Edward Wightman, último condenado a la hoguera en Inglaterra por
herejía, murió en 1612. Se dice que era de la misma familia que William Wightman, quien compró en 1544 el señorío de Wykin,
parroquia de Hinckley, Leicestershire. En la orden y mandato para su ejecución se le describe 'de la parroquia de Burton-upon-Trent, Staffordshire.' En esta y otras parroquias vecinas se celebraban periódicamente reuniones de teólogos
puritanos.

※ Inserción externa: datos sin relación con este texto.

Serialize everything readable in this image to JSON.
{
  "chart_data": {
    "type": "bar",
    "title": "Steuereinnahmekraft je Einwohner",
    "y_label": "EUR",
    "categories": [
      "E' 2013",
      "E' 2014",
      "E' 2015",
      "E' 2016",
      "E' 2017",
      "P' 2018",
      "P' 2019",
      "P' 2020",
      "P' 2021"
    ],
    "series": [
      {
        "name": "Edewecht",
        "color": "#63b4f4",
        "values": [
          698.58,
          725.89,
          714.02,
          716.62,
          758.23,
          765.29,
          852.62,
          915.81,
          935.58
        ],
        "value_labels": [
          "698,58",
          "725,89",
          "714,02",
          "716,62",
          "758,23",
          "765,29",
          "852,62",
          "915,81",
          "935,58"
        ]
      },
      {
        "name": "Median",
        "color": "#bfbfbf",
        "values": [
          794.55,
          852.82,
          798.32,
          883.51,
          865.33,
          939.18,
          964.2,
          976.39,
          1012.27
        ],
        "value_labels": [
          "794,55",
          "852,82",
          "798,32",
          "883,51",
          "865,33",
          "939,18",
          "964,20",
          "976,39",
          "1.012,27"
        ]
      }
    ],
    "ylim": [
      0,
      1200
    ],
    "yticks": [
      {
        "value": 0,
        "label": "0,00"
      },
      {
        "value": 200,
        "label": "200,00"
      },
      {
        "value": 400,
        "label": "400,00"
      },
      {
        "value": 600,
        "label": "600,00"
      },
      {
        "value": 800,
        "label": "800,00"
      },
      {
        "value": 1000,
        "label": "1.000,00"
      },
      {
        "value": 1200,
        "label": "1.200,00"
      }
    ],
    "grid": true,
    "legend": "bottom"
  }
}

Wightman se presentó en estas ocasiones y expuso ideas
anabaptistas; los puritanos le trataron con gentileza, esperando corregir sus errores mediante argumentos. Sin embargo, se afianzó en sus ideas y presentó una petición a
Jacobo I en Royston, aparentemente en marzo de 1611. Al saber que era de la
diócesis de Coventry y Lichfield, Jacobo lo envió a Westminster a Richard Neile, entonces
obispo de esa sede, 'con la orden de encerrarlo en la Gatehouse, sometiendo a interogatorio sus diversas opiniones.' Neile fue uno de los jueces de
Bartholomew Legate, el último hereje quemado en Smithfield. Desde principios de abril a mediados de octubre, Neile,
William Laud, entonces su
capellán, y 'otros teólogos eruditos' tuvieron reuniones con Wightman, quien 'se hacía cada día más obstinado en sus blasfemias heréticas.' Jacobo entonces ordenó el traslado de Wightman a Lichfield para ser juzgado. Después de 'varios días de conferencia, pero sin ningún propósito', en Lichfield, Wightman fue juzgado en el tribunal consistorial; el juicio duró 'varios días.' La sentencia fue finalmente pronunciada públicamente en la
catedral (14 de diciembre) por Neile, quien 'comenzó con un sermón y refutación de sus blasfemias contra la Trinidad.' Estos detalles se encontraron en una declaración apologética de Neile mismo, compuesta veintisiete años después de la ejecución. Neile subraya su
antitrinitarismo, pero la lista de sus opiniones, como se detalla en la comisión, muestra que además de tener puntos de vista anabaptistas, afirmó ser él mismo el Paracleto prometido y la persona anunciada en las profecías mesiánicas.
Theophilus Lindsey disputa el relato de sus 'diez herejías', parcialmente por su inconsistencia, pero el caso no es sin paralelo. La naturaleza de sus afirmaciones personales muestra que el fanatismo religioso había levantado cabeza.
No aparece ninguna fecha en las copias impresas de la comisión ni en la orden para su ejecución, pero la fecha de la comisión fue el 9 de marzo de 1611-12. Neile dice que al llegar el escrito dirigido al magistrado de Lichfield, también con fecha de 9 de marzo de 1611-12, Wightman fue llevado a la hoguera. El fuego 'lo chamuscó un poco', y 'gritó que se retractaría.' La multitud lo rescató, siendo ellos mismos 'chamuscados para salvarlo.' Se le presentó una forma de retractación 'que él leyó y profesó, antes de ser liberado de la hoguera.' Fue devuelto a la cárcel y 'después de una quincena o tres semanas' fue llevado nuevamente ante el tribunal para retractarse 'de una manera legal'. Se negó a hacerlo y 'blasfemó más audazmente que antes.' La orden fue renovada, siendo 'enviado y ejecutado, y murió blasfemando.' Fuller dice que fue quemado 'al mes siguiente' después de la ejecución (18 de marzo de 1612) de Legate. Wallace supone que la fecha pudo haber sido el 11 de abril de 1612, que fue el sábado de Semana Santa. Neile afirma que Laud 'estuvo conmigo y me ayudó en todos los procedimientos... Desde el principio hasta el final.'
Bibliografía:
Alexander Gordon, Dictionary of National Biography; The Narrative History of King James, 1651, pt. iv., contiene la comisión y mandamiento judicial (reimpreso in Greenshield, Brief Hist. of the Revival of the Arian Heresie, 1711); Fuller, Church History, 1655, libro x. secc. 4 (reimpreso con los mandamientos judiciales, en Cobbett, State Trials, 1809, ii. 727); Wallace, Antitrinitarian Biogr. 1850, ii. 534, iii. 565.